Free cash flow takeaway
A quick read on the company's cash generation and what it means for investors.
Revenue grew compared to both the prior quarter and the year-ago period. However, operating cash outflow and capital spending both increased, leading to a larger free cash flow deficit and a slightly weakened free cash flow margin relative to the prior quarter, though the margin improved significantly compared to the same quarter last year.
- Cash conversion remains negative, with operating cash outflows exceeding revenue. Capital expenditure added to the cash burn, resulting in a deeply negative free cash flow margin.
- Compared to the immediately preceding quarter, revenue was higher but operating cash outflow and capital expenditure also rose, causing free cash flow to be lower and the margin to weaken. Versus the same quarter one year earlier, revenue was substantially higher and the free cash flow margin improved, though the absolute free cash flow deficit was slightly larger.
FCF snapshot
Quarterly and TTM cash-flow metrics with the minimum valuation context.
TTM free cash flow
-$54.7M
Trailing twelve-month free cash flow.
Quarter free cash flow
-$20.1M
Free cash flow in the selected fiscal quarter.
Operating cash flow
-$19.0M
Cash generated by operations before capital spending.
CapEx
$1.0M
Capital spending and related asset purchases.
FCF margin
-536.5%
The share of revenue converted into free cash flow.
Cash flow trend
A short quarterly history shows whether FCF is scaling with revenue or only spiking for one period.
| Period | Revenue | Operating CF | CapEx | FCF | FCF margin |
|---|---|---|---|---|---|
| 2024-12-31 | $2.3M | $2.0M | $950000 | $1.1M | 46.2% |
| 2025-03-31 | $15.0M | -$19.3M | $438000 | -$19.7M | -131.4% |
| 2025-06-30 | $3.1M | -$15.3M | $749000 | -$16.0M | -518.1% |
| 2025-09-30 | $3.7M | -$19.0M | $1.0M | -$20.1M | -536.5% |
Cash conversion quality
Checks that separate high-quality free cash flow from accounting noise or working-capital timing.
| FCF / net income | 14.3% | Shows whether accounting earnings convert into cash. |
| CapEx / revenue | 27.2% | Lower capital intensity usually supports FCF margin. |
| Net cash | n/a | Cash and equivalents minus total debt. |
Recent events shaping cash flow
Near-term business events that help explain the free cash flow result.
Revenue Growth
Revenue was higher than both the prior quarter and the same quarter last year.

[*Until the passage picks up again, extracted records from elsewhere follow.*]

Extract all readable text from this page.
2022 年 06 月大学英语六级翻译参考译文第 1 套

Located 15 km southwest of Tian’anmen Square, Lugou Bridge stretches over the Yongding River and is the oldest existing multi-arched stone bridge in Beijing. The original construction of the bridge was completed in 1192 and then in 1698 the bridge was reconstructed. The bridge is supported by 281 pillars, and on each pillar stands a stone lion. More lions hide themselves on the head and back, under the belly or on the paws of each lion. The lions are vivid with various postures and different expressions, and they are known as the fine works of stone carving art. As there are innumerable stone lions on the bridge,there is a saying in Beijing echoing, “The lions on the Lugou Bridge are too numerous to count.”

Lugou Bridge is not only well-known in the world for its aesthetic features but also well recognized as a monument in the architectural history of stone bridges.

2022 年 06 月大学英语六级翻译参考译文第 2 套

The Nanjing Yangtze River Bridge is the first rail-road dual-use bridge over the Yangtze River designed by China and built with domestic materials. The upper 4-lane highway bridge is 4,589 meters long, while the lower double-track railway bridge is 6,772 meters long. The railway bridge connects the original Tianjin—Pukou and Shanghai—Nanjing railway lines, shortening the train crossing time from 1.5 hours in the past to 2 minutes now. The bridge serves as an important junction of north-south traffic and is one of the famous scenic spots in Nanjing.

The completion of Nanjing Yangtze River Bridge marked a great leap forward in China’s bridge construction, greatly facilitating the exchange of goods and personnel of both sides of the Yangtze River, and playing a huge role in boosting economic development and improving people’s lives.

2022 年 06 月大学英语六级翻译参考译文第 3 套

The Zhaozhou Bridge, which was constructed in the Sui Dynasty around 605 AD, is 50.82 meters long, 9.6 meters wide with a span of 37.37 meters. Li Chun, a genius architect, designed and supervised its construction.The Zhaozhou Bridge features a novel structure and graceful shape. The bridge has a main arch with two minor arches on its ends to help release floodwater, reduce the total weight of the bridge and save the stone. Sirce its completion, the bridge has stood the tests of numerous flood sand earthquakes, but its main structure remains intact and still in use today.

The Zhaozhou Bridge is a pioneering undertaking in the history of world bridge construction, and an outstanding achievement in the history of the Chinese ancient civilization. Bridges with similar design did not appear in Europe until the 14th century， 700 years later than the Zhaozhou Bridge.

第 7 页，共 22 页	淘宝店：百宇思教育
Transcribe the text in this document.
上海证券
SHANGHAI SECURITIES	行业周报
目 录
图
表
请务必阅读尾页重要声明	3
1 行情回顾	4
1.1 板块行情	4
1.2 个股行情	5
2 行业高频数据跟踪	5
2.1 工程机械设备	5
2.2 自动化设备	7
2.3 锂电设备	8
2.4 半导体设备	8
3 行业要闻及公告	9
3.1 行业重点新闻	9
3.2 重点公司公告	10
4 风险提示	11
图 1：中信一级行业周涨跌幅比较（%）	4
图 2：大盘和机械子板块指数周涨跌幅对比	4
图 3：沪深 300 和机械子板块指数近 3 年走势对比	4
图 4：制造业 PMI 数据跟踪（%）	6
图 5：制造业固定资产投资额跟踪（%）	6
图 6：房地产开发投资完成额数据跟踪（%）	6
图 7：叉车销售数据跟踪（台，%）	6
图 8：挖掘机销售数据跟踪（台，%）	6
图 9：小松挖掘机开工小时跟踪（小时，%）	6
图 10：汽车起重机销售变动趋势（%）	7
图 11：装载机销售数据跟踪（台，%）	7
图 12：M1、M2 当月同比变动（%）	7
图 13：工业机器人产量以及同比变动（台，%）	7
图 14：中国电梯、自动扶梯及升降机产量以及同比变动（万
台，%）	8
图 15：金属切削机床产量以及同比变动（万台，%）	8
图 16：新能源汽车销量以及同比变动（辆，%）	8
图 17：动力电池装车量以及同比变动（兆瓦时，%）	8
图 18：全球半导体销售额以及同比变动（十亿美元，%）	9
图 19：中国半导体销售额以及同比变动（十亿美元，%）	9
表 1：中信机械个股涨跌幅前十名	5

The free cash flow margin improved year-over-year alongside the revenue increase.
What the cash flow says
How to interpret the company's free cash flow beyond the headline number.
Cash conversion remains negative, with operating cash outflows exceeding revenue. Capital expenditure added to the cash burn, resulting in a deeply negative free cash flow margin.
Compared to the immediately preceding quarter, revenue was higher but operating cash outflow and capital expenditure also rose, causing free cash flow to be lower and the margin to weaken. Versus the same quarter one year earlier, revenue was substantially higher and the free cash flow margin improved, though the absolute free cash flow deficit was slightly larger.
Monitor the company's ability to draw on the Lincoln Park purchase agreement, which provides a potential liquidity source subject to market price and volume conditions.